I kept thinking about my hypothetical wedding day

Every time I sat down to write, I returned to the vivid and hypothetical image of my wedding day. It’s as if the universe wanted me to come to terms with the heartbreaking idea that my father wouldn’t betray me. This is something I romanticized from a young age. A vision that I undoubtedly believed would come true.

It hit me one sleepless night. I wanted to create a keepsake where my father and I could write letters together, share memories, and process our feelings. I found a worn old notebook and wrote him my first letter. I sobbed as the sunrise slowly peeked through my bedroom curtain. The very first thing I asked him at the end of the letter, in tear-stained ink, was if he could write his wedding speech for me. I left the letter in the cabin the next day.

Dad responded lovingly, but not the speech part. Months passed and Dad’s health deteriorated. As expected, his body rejected the chemo. There was no sign of a speech and I accepted that perhaps that was asking too much. It got to the point where he began to lose control of his limbs and could no longer speak, so our letters to each other became increasingly sparse.

“That’s okay,” I thought to myself. “It was brave of me to ask.”

I found the speech he wrote for me after his death

It was a hot summer morning, the day my father died in the care of our local hospice. He had been there for three weeks – in severe pain, stabilized by lots of morphine – surrounded by his family. He literally clung to his life before surrendering peacefully alongside those he loved most.
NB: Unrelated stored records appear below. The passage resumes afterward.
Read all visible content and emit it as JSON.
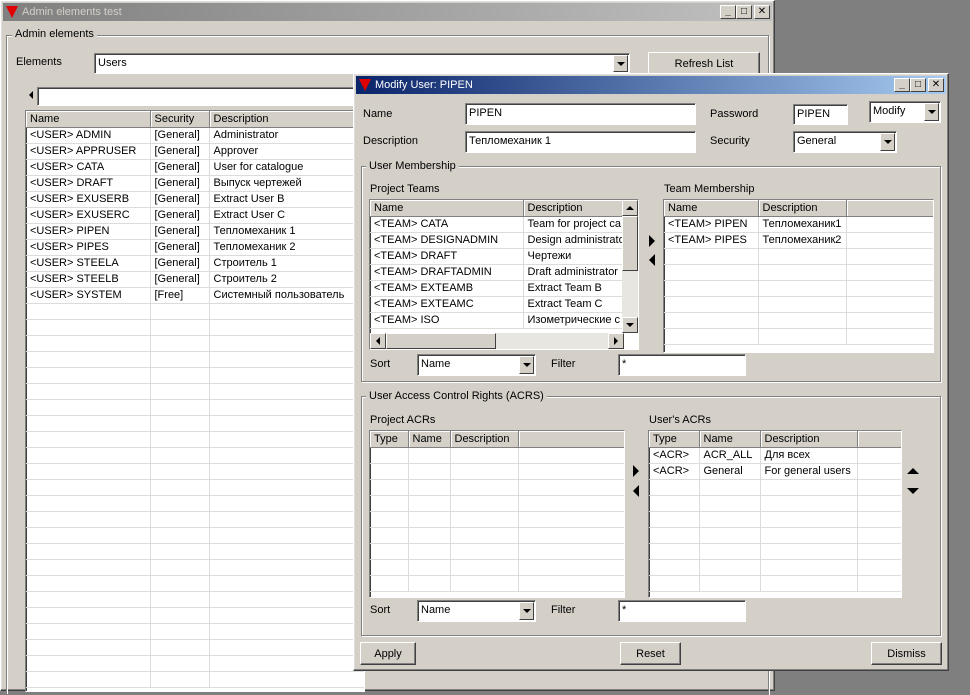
{
  "colors": {
    "title_active": "#0a246a",
    "title_inactive": "#808080",
    "face": "#d4d0c8",
    "desktop": "#7f7f7f"
  },
  "main_window": {
    "title": "Admin elements test",
    "app_icon": "red-triangle-icon",
    "group_label": "Admin elements",
    "elements_label": "Elements",
    "elements_value": "Users",
    "refresh_button": "Refresh List",
    "table": {
      "columns": [
        "Name",
        "Security",
        "Description"
      ],
      "rows": [
        [
          "<USER>  ADMIN",
          "[General]",
          "Administrator"
        ],
        [
          "<USER>  APPRUSER",
          "[General]",
          "Approver"
        ],
        [
          "<USER>  CATA",
          "[General]",
          "User for catalogue"
        ],
        [
          "<USER>  DRAFT",
          "[General]",
          "Выпуск чертежей"
        ],
        [
          "<USER>  EXUSERB",
          "[General]",
          "Extract User B"
        ],
        [
          "<USER>  EXUSERC",
          "[General]",
          "Extract User C"
        ],
        [
          "<USER>  PIPEN",
          "[General]",
          "Тепломеханик 1"
        ],
        [
          "<USER>  PIPES",
          "[General]",
          "Тепломеханик 2"
        ],
        [
          "<USER>  STEELA",
          "[General]",
          "Строитель 1"
        ],
        [
          "<USER>  STEELB",
          "[General]",
          "Строитель 2"
        ],
        [
          "<USER>  SYSTEM",
          "[Free]",
          "Системный пользователь"
        ]
      ]
    }
  },
  "dialog": {
    "title": "Modify User: PIPEN",
    "name_label": "Name",
    "name_value": "PIPEN",
    "password_label": "Password",
    "password_value": "PIPEN",
    "mode_value": "Modify",
    "description_label": "Description",
    "description_value": "Тепломеханик 1",
    "security_label": "Security",
    "security_value": "General",
    "membership": {
      "group_label": "User Membership",
      "project_teams_label": "Project Teams",
      "project_teams_columns": [
        "Name",
        "Description"
      ],
      "project_teams_rows": [
        [
          "<TEAM>  CATA",
          "Team for project ca"
        ],
        [
          "<TEAM>  DESIGNADMIN",
          "Design administrato"
        ],
        [
          "<TEAM>  DRAFT",
          "Чертежи"
        ],
        [
          "<TEAM>  DRAFTADMIN",
          "Draft administrator"
        ],
        [
          "<TEAM>  EXTEAMB",
          "Extract Team B"
        ],
        [
          "<TEAM>  EXTEAMC",
          "Extract Team C"
        ],
        [
          "<TEAM>  ISO",
          "Изометрические с"
        ]
      ],
      "team_membership_label": "Team Membership",
      "team_membership_columns": [
        "Name",
        "Description"
      ],
      "team_membership_rows": [
        [
          "<TEAM>  PIPEN",
          "Тепломеханик1"
        ],
        [
          "<TEAM>  PIPES",
          "Тепломеханик2"
        ]
      ],
      "sort_label": "Sort",
      "sort_value": "Name",
      "filter_label": "Filter",
      "filter_value": "*"
    },
    "acrs": {
      "group_label": "User Access Control Rights (ACRS)",
      "project_acrs_label": "Project ACRs",
      "project_acrs_columns": [
        "Type",
        "Name",
        "Description"
      ],
      "users_acrs_label": "User's ACRs",
      "users_acrs_columns": [
        "Type",
        "Name",
        "Description"
      ],
      "users_acrs_rows": [
        [
          "<ACR>",
          "ACR_ALL",
          "Для всех"
        ],
        [
          "<ACR>",
          "General",
          "For general users"
        ]
      ],
      "sort_label": "Sort",
      "sort_value": "Name",
      "filter_label": "Filter",
      "filter_value": "*"
    },
    "apply_button": "Apply",
    "reset_button": "Reset",
    "dismiss_button": "Dismiss"
  }
}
Later that day, as we navigated through the flood of peace lilies, “sorry for your loss” messages, and a pile of homemade lasagna that we had no appetite for, we came across his will in a pile of his belongings. We opened it together as a family at the kitchen table. Between pages of financial details and funeral wishes was a folder of white envelopes addressed to each of us – his wife and four children. My front says “Lar…”. On the back: “Your wedding speech.”

To this day, the envelope sits sealed at the bottom of my “dad box” along with the notebook we shared, photo albums of memories, and a collection of swimming medals that I would one day show his grandchildren.
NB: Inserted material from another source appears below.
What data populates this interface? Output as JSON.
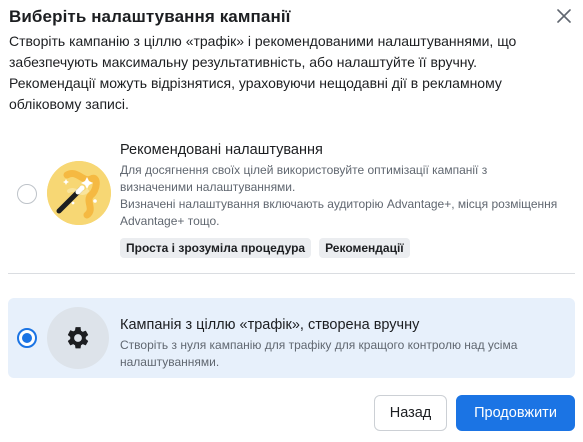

The fact that I can pass on this precious feeling on what I consider to be the most special day of my life is invaluable to my grieving process – even if it does not make up for the fact that he will not be physically present by my side on my wedding day.
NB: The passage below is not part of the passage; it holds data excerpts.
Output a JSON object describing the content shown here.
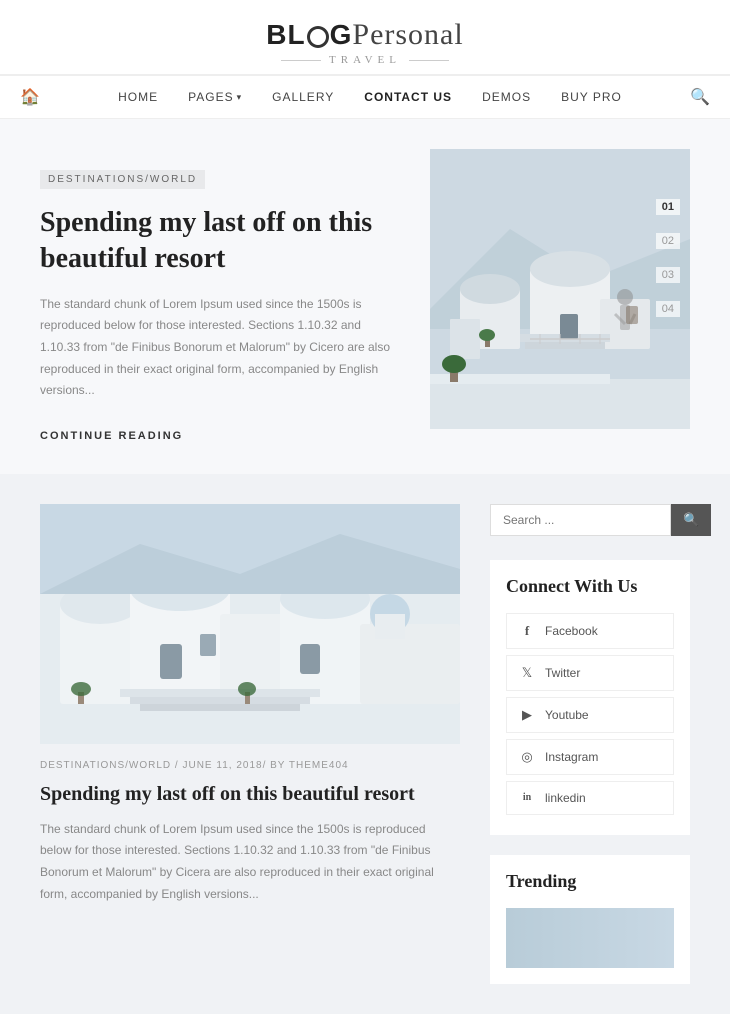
{
  "header": {
    "logo_blog": "BL",
    "logo_o": "O",
    "logo_g": "G",
    "logo_personal": "Personal",
    "logo_subtitle": "TRAVEL"
  },
  "nav": {
    "home_icon": "🏠",
    "items": [
      {
        "label": "HOME",
        "active": false
      },
      {
        "label": "PAGES",
        "active": false,
        "has_dropdown": true
      },
      {
        "label": "GALLERY",
        "active": false
      },
      {
        "label": "CONTACT US",
        "active": true
      },
      {
        "label": "DEMOS",
        "active": false
      },
      {
        "label": "BUY PRO",
        "active": false
      }
    ],
    "search_icon": "🔍"
  },
  "featured": {
    "category": "DESTINATIONS/WORLD",
    "title": "Spending my last off on this beautiful resort",
    "excerpt": "The standard chunk of Lorem Ipsum used since the 1500s is reproduced below for those interested. Sections 1.10.32 and 1.10.33 from \"de Finibus Bonorum et Malorum\" by Cicero are also reproduced in their exact original form, accompanied by English versions...",
    "continue_label": "CONTINUE READING",
    "slide_numbers": [
      "01",
      "02",
      "03",
      "04"
    ]
  },
  "post": {
    "meta": "DESTINATIONS/WORLD / JUNE 11, 2018/ BY THEME404",
    "title": "Spending my last off on this beautiful resort",
    "excerpt": "The standard chunk of Lorem Ipsum used since the 1500s is reproduced below for those interested. Sections 1.10.32 and 1.10.33 from \"de Finibus Bonorum et Malorum\" by Cicera are also reproduced in their exact original form, accompanied by English versions..."
  },
  "sidebar": {
    "search_placeholder": "Search ...",
    "search_icon": "🔍",
    "connect_title": "Connect With Us",
    "social_items": [
      {
        "icon": "f",
        "label": "Facebook"
      },
      {
        "icon": "t",
        "label": "Twitter"
      },
      {
        "icon": "▶",
        "label": "Youtube"
      },
      {
        "icon": "◎",
        "label": "Instagram"
      },
      {
        "icon": "in",
        "label": "linkedin"
      }
    ],
    "trending_title": "Trending"
  }
}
I often sit alone in his hut and enjoy the rays of sunshine glittering through the trees. I hold a cup of tea and feel comforted by the intuitive knowledge that he will always be with me in some form.

Over four years later, I feel glimpses of the peaceful moments we spent in that garden. Before our lives were turned upside down. I am incredibly grateful for these moments.

Lara Rodwell is the author of Guided Grief Journal “From Prognosis to Peace: Managing Grief through Gratitude, Discovery, and Healing.”inspired by the notebook she shared with her father. Available from Amazon and other booksellers.